Si vous prenez l'un de ces médicaments, consultez votre médecin ou un pharmacien. Dans votre cas, votre médecin pourrait vous demander de :

  • cesser la prise de l'un des médicaments;
  • remplacer l'un des médicaments par un autre;
  • modifier la manière dont vous prenez l'un des médicaments, ou les deux;
  • ne rien changer du tout.

L'interférence d'un médicament avec un autre n'entraîne pas toujours l'interruption de la prise de l'un d'eux. Demandez à votre médecin quelle est la conduite à tenir en cas d'interactions médicamenteuses.

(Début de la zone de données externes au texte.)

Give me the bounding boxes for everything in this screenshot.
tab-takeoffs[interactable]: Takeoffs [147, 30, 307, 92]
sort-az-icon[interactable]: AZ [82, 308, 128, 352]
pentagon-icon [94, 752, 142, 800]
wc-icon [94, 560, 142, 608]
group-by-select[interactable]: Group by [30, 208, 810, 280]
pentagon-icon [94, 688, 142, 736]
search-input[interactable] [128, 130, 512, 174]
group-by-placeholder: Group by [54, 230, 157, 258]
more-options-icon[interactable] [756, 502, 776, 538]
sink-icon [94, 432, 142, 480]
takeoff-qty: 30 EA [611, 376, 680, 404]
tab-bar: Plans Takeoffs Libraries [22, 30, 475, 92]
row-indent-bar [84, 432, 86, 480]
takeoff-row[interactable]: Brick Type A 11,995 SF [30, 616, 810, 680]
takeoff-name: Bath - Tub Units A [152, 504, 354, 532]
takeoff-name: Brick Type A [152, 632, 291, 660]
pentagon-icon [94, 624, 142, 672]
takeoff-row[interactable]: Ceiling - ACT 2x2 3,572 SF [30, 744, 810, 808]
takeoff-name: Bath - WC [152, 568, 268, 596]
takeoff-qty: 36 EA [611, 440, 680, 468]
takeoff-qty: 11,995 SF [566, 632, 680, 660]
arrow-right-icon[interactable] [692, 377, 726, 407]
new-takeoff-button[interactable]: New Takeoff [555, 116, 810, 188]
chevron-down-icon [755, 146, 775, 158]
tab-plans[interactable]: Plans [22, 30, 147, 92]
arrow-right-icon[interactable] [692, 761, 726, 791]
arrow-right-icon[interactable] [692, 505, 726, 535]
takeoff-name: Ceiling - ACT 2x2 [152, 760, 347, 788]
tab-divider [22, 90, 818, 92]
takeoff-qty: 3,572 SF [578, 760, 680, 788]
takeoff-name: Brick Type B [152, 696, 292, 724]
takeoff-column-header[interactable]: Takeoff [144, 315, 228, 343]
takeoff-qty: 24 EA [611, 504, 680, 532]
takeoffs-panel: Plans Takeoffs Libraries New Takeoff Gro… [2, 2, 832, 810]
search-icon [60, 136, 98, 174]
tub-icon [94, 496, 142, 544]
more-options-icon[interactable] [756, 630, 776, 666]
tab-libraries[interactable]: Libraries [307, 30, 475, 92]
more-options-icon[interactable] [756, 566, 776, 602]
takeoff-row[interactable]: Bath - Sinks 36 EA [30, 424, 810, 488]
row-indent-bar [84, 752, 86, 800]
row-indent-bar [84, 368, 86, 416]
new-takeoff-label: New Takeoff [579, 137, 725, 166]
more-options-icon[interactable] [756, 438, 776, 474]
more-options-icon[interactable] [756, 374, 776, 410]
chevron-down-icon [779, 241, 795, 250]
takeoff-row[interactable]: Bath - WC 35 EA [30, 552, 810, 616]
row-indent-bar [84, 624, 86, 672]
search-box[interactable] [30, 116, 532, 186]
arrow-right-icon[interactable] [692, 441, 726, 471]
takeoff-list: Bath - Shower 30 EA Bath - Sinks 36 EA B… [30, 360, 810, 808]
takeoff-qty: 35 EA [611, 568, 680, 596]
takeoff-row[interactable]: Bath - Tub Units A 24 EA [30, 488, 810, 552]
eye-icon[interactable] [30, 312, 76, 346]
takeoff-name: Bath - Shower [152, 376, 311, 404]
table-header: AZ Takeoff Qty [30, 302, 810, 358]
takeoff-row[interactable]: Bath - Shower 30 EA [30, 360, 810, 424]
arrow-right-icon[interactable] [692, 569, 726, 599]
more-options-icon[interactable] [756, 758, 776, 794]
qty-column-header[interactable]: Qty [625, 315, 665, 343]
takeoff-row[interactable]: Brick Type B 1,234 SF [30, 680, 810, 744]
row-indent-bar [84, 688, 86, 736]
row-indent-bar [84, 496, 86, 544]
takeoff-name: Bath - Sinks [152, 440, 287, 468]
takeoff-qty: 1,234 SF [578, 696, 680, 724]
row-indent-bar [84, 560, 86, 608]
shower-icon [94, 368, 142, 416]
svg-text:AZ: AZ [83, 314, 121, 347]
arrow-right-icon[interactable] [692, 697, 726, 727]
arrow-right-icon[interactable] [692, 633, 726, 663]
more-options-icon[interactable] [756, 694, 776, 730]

D'autres médicaments que ceux énumérés précédemment peuvent interagir avec ce médicament. Signalez à votre médecin tout ce que vous prenez, qu'il s'agisse de médicaments sur ordonnance ou en vente libre et de remèdes à base de plantes médicinales. N'oubliez pas de mentionner tout supplément que vous absorbez. Si vous consommez de la caféine, de l'alcool, de la nicotine ou des drogues illicites, vous devriez en avertir votre médecin prescripteur puisque ces substances peuvent modifier l'action de nombreux médicaments.